Sapaan seorang sahabat untuk para sahabat,


Seperti tidak ada kalimat yang tuntas melukiskan tentang cinta, demikian pun peranan seorang sahabat dalam kehidupan kita, pasti tak dapat dilukiskan secara tuntas dengan kalimat yang indah. Banyak sahabat penyair telah bersyair, penyanyi boleh berdendang, dan pembicara dapat bertutur tentang seorang s...ahabat tapi tetap masih terasa kurang bila seorang sahabat tidak datang dan tinggal di samping kita.

Cerita di bawah ini hanya mau mengetuk kesadaranmu untuk memberikan penghargaan yang pantas kepada seorang sahabat, apa dan siapa pun dia bagimu saat ini.



“MERANGKUL LAWAN MEMELUK SAHABAT”


“Mereka pasti tidak akan mengungkap dengan kata tapi
tegakah hatimu untuk tidak memberi penghargaan yang pantas bagi mereka?”


          Sewaktu menjalani tahun pembinaan sebagai frater di Seminari Tinggi di Pineleng-Manado, saat terindah setiap minggu, adalah hari rabu siang sampai malam. Ya, karena saat itulah waktunya bagi para frater untuk keluar “kandang” (asrama) untuk bermacam kegiatan sesuai kebutuhan pribadi; Ada yang mengunjungi keluarga; yang lain bertemu sahabat kenalan; yang lain lagi pasti mengisi kursi-kursi kosong di bioskop President atau “21” di kota Nyiur Melambai Manado.Suatu saat kami berlima berjalan menyusuri  area pantai “Bolevard” yang indah di waktu malam. Tiba-tiba kenalan seorang sahabat berpapasan dengan gerombolan kami....heheheh....penjahat kali. Hanya dengan kalimat pendek; Aku mau temui temanku dulu, seorang teman meninggalkan kelompok kami. Menunggu dan menunggu tapi dia takan kembali (maklum waktu itu belum ada handphone, jadi susah berkomunikasi) Akhirnya, kami pun kembali ke asrama tanpa teman kami itu, yang pergi dengan temannya yang lain entah ke mana.

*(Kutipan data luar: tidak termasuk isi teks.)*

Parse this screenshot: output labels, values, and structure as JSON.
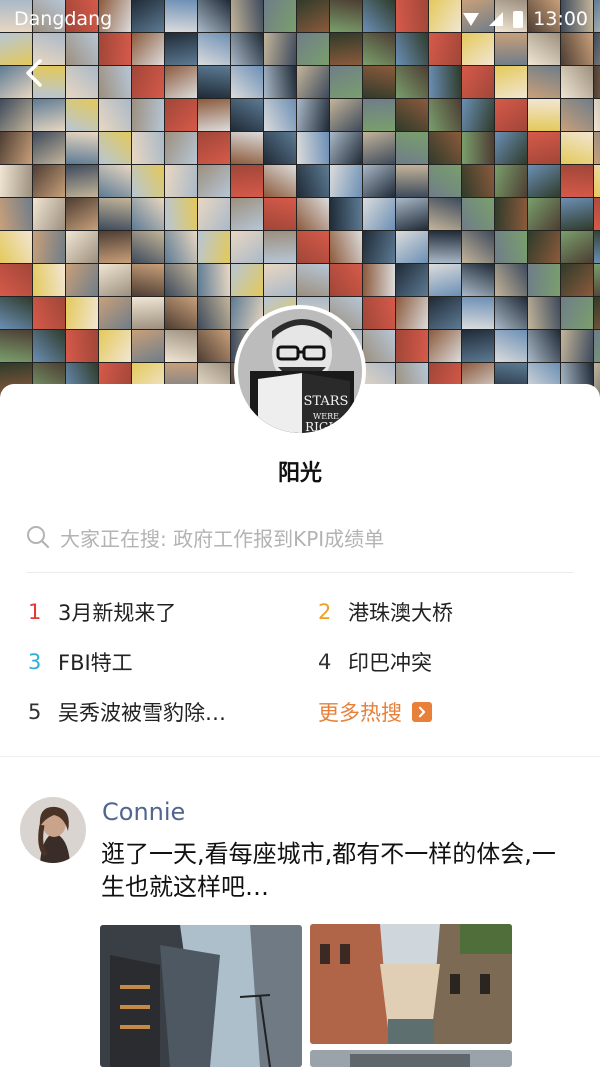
{
  "status_bar": {
    "carrier": "Dangdang",
    "time": "13:00"
  },
  "header": {
    "back_icon": "chevron-left-icon",
    "mosaic_colors": [
      "#6b8fb5",
      "#c9a07a",
      "#3d4a5c",
      "#e9d7c1",
      "#8c5a3c",
      "#aab9c8",
      "#2f3b2a",
      "#d65a4a",
      "#f1e6d4",
      "#5d7b94",
      "#9c8f7e",
      "#1f2a36",
      "#c4b59a",
      "#7a9f6c",
      "#e4c95a",
      "#4d3d33",
      "#b7c6d6",
      "#a04638",
      "#dcdcdc",
      "#6f7d89"
    ]
  },
  "profile": {
    "name": "阳光",
    "avatar_icon": "person-reading-avatar"
  },
  "search": {
    "placeholder": "大家正在搜: 政府工作报到KPI成绩单"
  },
  "hot_searches": [
    {
      "rank": "1",
      "label": "3月新规来了"
    },
    {
      "rank": "2",
      "label": "港珠澳大桥"
    },
    {
      "rank": "3",
      "label": "FBI特工"
    },
    {
      "rank": "4",
      "label": "印巴冲突"
    },
    {
      "rank": "5",
      "label": "吴秀波被雪豹除…"
    }
  ],
  "more_hot": {
    "label": "更多热搜",
    "icon": "chevron-right-icon"
  },
  "post": {
    "author": "Connie",
    "text": "逛了一天,看每座城市,都有不一样的体会,一生也就这样吧…"
  },
  "colors": {
    "accent_orange": "#e8803a",
    "author_blue": "#51668e",
    "rank1": "#e53935",
    "rank2": "#f0a020",
    "rank3": "#2ab0d6"
  }
}
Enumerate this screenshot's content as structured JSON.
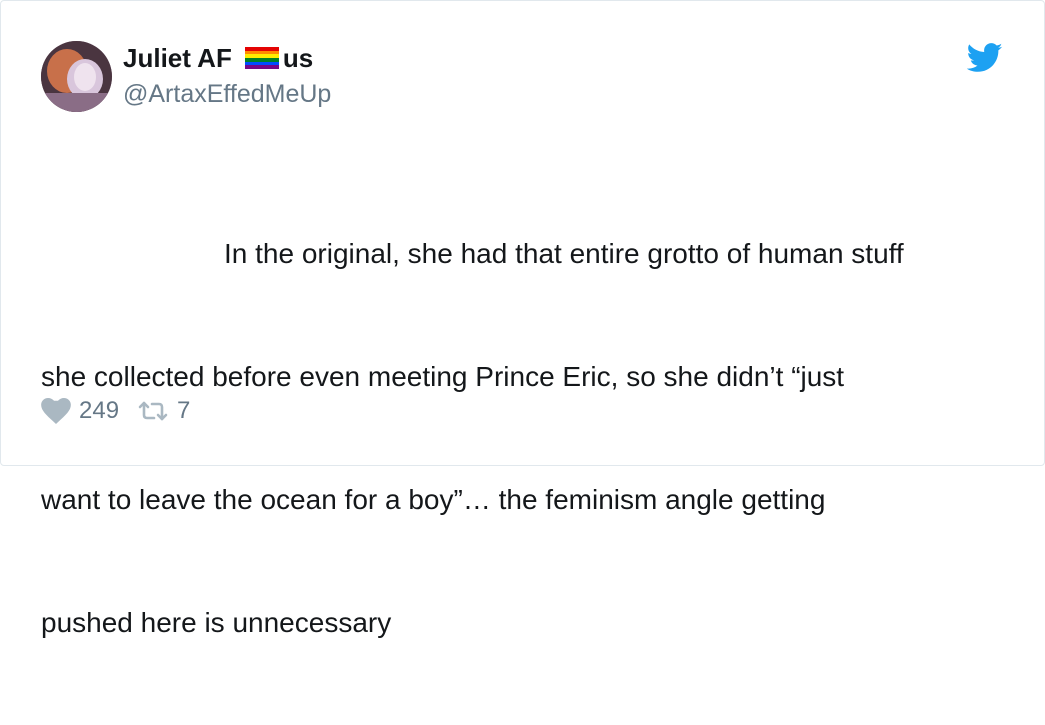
{
  "tweet": {
    "author": {
      "display_name": "Juliet AF",
      "name_suffix": "us",
      "handle": "@ArtaxEffedMeUp",
      "avatar": "avatar-photo",
      "badge_icon": "rainbow-flag-icon"
    },
    "text_lines": [
      "In the original, she had that entire grotto of human stuff",
      "she collected before even meeting Prince Eric, so she didn’t “just",
      "want to leave the ocean for a boy”… the feminism angle getting",
      "pushed here is unnecessary"
    ],
    "actions": {
      "like_icon": "heart-icon",
      "like_count": "249",
      "retweet_icon": "retweet-icon",
      "retweet_count": "7"
    },
    "brand_icon": "twitter-bird-icon"
  },
  "colors": {
    "brand": "#1da1f2",
    "text": "#14171a",
    "secondary": "#657786",
    "border": "#e1e8ed",
    "flag": [
      "#e40303",
      "#ff8c00",
      "#ffed00",
      "#008026",
      "#004dff",
      "#750787"
    ]
  }
}
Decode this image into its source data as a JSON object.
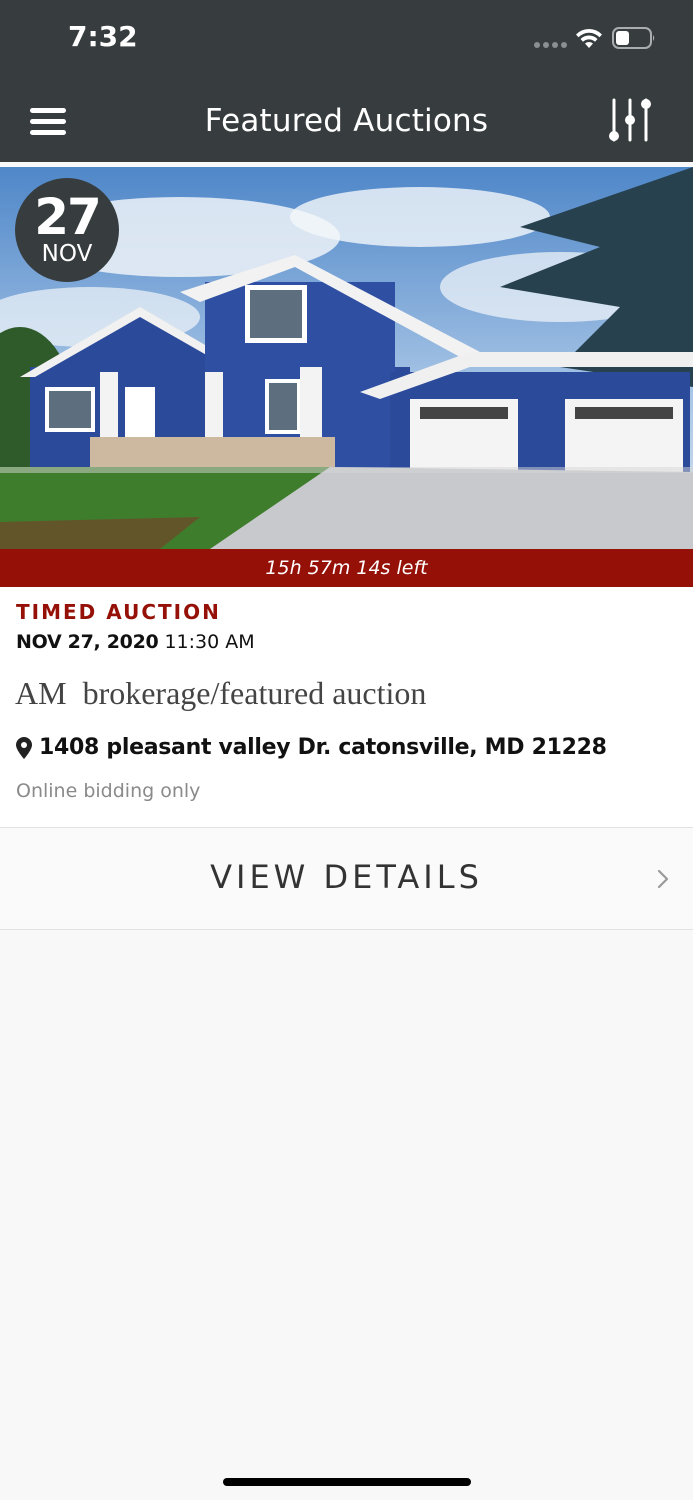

            Sadar atau tidak sadar kadang inilah yang kita lakukan terhadap sahabat dekat, sanak keluarga atau orang-orang dekat kita. Bila kita jujur terhadap diri maka berapakah sahabat atau sanak keluarga yang kita lukai (korbankan) perasaan mereka hanya demi menjaga nama baik pribadi? Hanya demi posisi dan jabatan kita? Hanya demi relasi kita? Teringatlah kisah populer sewaktu masih di Sekolah Dasar dulu tentang  “Simalingkundang.”  Ini yang kurang ajar dariku; Biasanya kalau misa di komunitas suster-suster (maaf ya saudariku para suster), aku selalu menekankan yang satu ini; “Wow...di luar komunitasmu Anda HEBAT, tapi kembali ke komunitas di tengah saudari-saudarimu sendiri, Anda “HEBOH.” Di luar komunitas, senyum Anda mengembang – kempis kepada setiap orang yang Anda jumpai, tapi kepada saudari sendiri di komunitas Anda selalu menampakkan muka “papan” (ekspresi wajah datar alias biasa-biasa saja). Masih lumayan kalau cuma tidak tersenyum, tapi kadang kita menjadi “domba jinak” di luar, di hadapan sahabat dan kenalan kita...mentalitas “jaga image” tapi ketika kembali kepada teman dan anggota keluarga sendiri, kita meraung-raung bagaikan singa yang kelaparan, yang sedang mencari mangsanya, hanya karena mungkin sebuah kesalahan kecil.

            Pesanku singkat saja untukmu sebagai saudaraku malam ini; “Teman dan sanak keluarga dekat kita pasti tidak mengungkapkan kerinduan hati mereka untuk diperlakukan  secara istimewa, tapi ini benar bahwa mereka pun memerlukan sebuah penghargaan yang pantas darimu, biar cuma terima kasih atau maaf.” Mengapa? Karena justru dalam suka dan dukamu mereka selalu berada di sampingmu. (Walaupun pasti ada kekecualian dalam pengalaman beberapa teman; merasa diterima di luar rumah tapi dimusuhi oleh teman dan sanak keluarga sendiri) Aku hanya mau membisikan ini padamu; “Rangkullah lawanmu dan peluk eratlah sahabat dan sanak keluargamu di dekat jantungmu.”  Belum ada yang terlambat untuk sebuah perbaikan sikap dan tingka laku bila Anda menghendakinya. Lakukanlah dan jangan menunda sampai esok, kawan!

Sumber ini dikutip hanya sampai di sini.